Driving efficiency, reliability, and resiliency in data centres is not just a matter of upgrades – it requires rethinking how data is stored, processed, and accessed to keep pace with evolving business models and shifting market landscapes. In this context, Cisco shares four priorities for data centres on which organisations should focus this year.
Gain flexibility by simplifying operations
Ensuring that new data science projects integrate smoothly into the data centre while fulfilling all expectations for availability, security, and governance will make things easier for employees. Businesses should be able to innovate without having to fundamentally change data centre management, as IT departments already face significant storage, computing, networking, and middleware challenges.
Ideal infrastructure includes features designed to reduce the effort required from IT, such as:
- Ease of integration with existing systems
- Ability to support a hybrid or multi-cloud environment
- Accelerators for deployment of AI-ready storage, computing, and networking architecture
- Automation solutions for provisioning, patching, and other routine tasks
- Management tools that provide a unified view of all resources
Simplifying the monitoring and management of the data centre will grant organisations more flexibility to address regulatory requirements, control costs, and achieve reliable, scalable performance.
Ensure the data centre is AI-ready (even if the business is not)
Tremendous hype around generative AI is creating an insatiable demand for faster, more efficient data centres to power intelligent solutions. Not every organisation considers itself “all in” on AI. Yet all need to hit goals, reduce operational expenses, and keep ops running—and that alone can require infusing AI into processes or building data centre clusters to train large language models (LLMs) at scale.
To protect their data centre investment, organisations must not underestimate the increasing role of AI. They need to consider how their network will perform as it evolves to handle various AI use cases.
Network growth in any form, whether added services or increased traffic, should not disrupt business. Organisations must ensure that modernising or building new data centres does not get in the way of those they already have and rely on to run machine learning, IoT, and other core processes. According to Cisco’s 2024 Global Networking Trends Report, 61 per cent of IT leaders plan to simplify data centre network operations with an AI-native platform approach within the next two years.
Foster a culture of security to drive value
Data centres are becoming more distributed, with more locations and devices in the network increasing endpoints and potential attack surfaces. And as hybrid work has impacted where data resides, maintaining control becomes even more difficult. Critical features, such as data encryption and firewalls, are necessary but do not offer enough protection on their own in the current threat environment.
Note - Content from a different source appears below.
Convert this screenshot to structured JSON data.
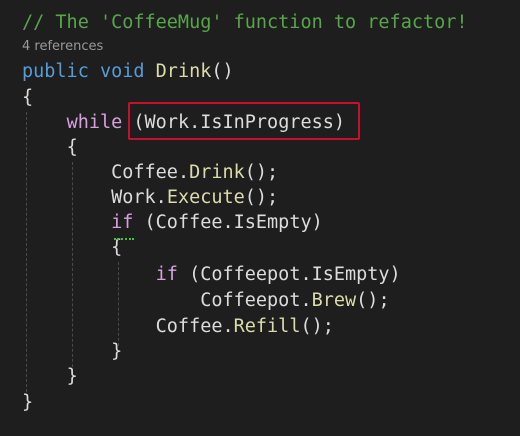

Modern data centres demand a highly secure and agile network infrastructure that can follow workloads wherever they go. Ideal security solutions offer full network visibility, including users, devices, applications, workloads, processes—and the data centre. Traffic partitioning can help reduce the attack surface, and if a potential threat is detected, contain the threat and keep it from moving across the data centre.
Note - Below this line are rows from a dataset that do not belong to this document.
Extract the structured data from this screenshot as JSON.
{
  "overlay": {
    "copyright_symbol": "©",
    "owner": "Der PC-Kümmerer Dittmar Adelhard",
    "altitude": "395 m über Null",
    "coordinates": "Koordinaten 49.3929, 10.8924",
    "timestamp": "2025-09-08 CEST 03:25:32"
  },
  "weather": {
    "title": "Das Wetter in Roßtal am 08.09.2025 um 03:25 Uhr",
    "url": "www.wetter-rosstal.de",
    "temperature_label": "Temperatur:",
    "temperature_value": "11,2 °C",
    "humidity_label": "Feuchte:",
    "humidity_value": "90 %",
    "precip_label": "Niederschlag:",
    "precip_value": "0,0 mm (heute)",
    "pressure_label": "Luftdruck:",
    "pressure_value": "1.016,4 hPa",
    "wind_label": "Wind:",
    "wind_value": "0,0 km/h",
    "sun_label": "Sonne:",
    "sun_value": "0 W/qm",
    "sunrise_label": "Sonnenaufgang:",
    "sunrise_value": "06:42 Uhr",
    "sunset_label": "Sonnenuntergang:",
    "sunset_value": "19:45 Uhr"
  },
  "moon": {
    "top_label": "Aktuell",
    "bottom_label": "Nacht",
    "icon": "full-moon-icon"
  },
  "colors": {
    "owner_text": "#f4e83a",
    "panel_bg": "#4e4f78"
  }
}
Organisations committed to data protection should enforce consistent policies, use application permit listing, and adopt innovative solutions, such as zero-trust spine-leaf fabrics, which ensure connectivity and strict controls at every endpoint. The approach to security should not only provide protection but also support automation, efficiency, and adaptation as the demands of cybersecurity evolve.
Align the data centre roadmap with clear sustainability goals
Exacerbated by higher scaling and speed demands, the compute density of servers used to train LLMs is making AI the biggest data centre disruptor since the public cloud. According to Epoch AI, the computational power required to train frontier AI models doubles in cost every nine months. Utilities that have historically planned out demand by a decade must now contend with a surge in speculative investment as organisations race to secure energy sources.
Businesses need to understand that this demand growth is not only a result of the increased power consumption and heat output that AI processes introduce but also due to the exponential increase in innovative use cases for consuming data. This should not diminish energy concerns but rather motivate organisations to ensure that energy is central to every technology decision they make.
Businesses that succeed in this area tend to align their technology roadmaps with clear sustainability goals across the entire value chain. ClusterPower, for example, built the largest data centre facility in Romania with sustainability in mind. Components designed for optimal efficiency help create a solid foundation for data centre sustainability.
Visibility of power consumption across IT infrastructure in data centres gives organisations insights into ways of lowering cost structure and increasing efficiency. These range from rerouting traffic and implementing activity-based power management features to consolidating applications into services, reconfiguring design, and identifying opportunities to refurbish.
Mohannad Abuissa, Director of Solutions Engineering at Cisco Middle East, Africa, Türkiye, Romania, and CIS, said: “The data centre underpins a storage, computing, and networking revolution that’s deepening connectivity across our world. Modern data centres are evolving in leaps and bounds. In a very short time, infrastructure has shifted from traditional on-premises physical servers to virtual networks that support applications and workloads across pools of physical infrastructure and into a multi-cloud environment. Today, data is connected across multiple data centres, the edge, and public and private clouds. In this dynamic landscape, organisations must take a proactive and holistic approach to keeping their data centres up to date to ensure uninterrupted business operations.”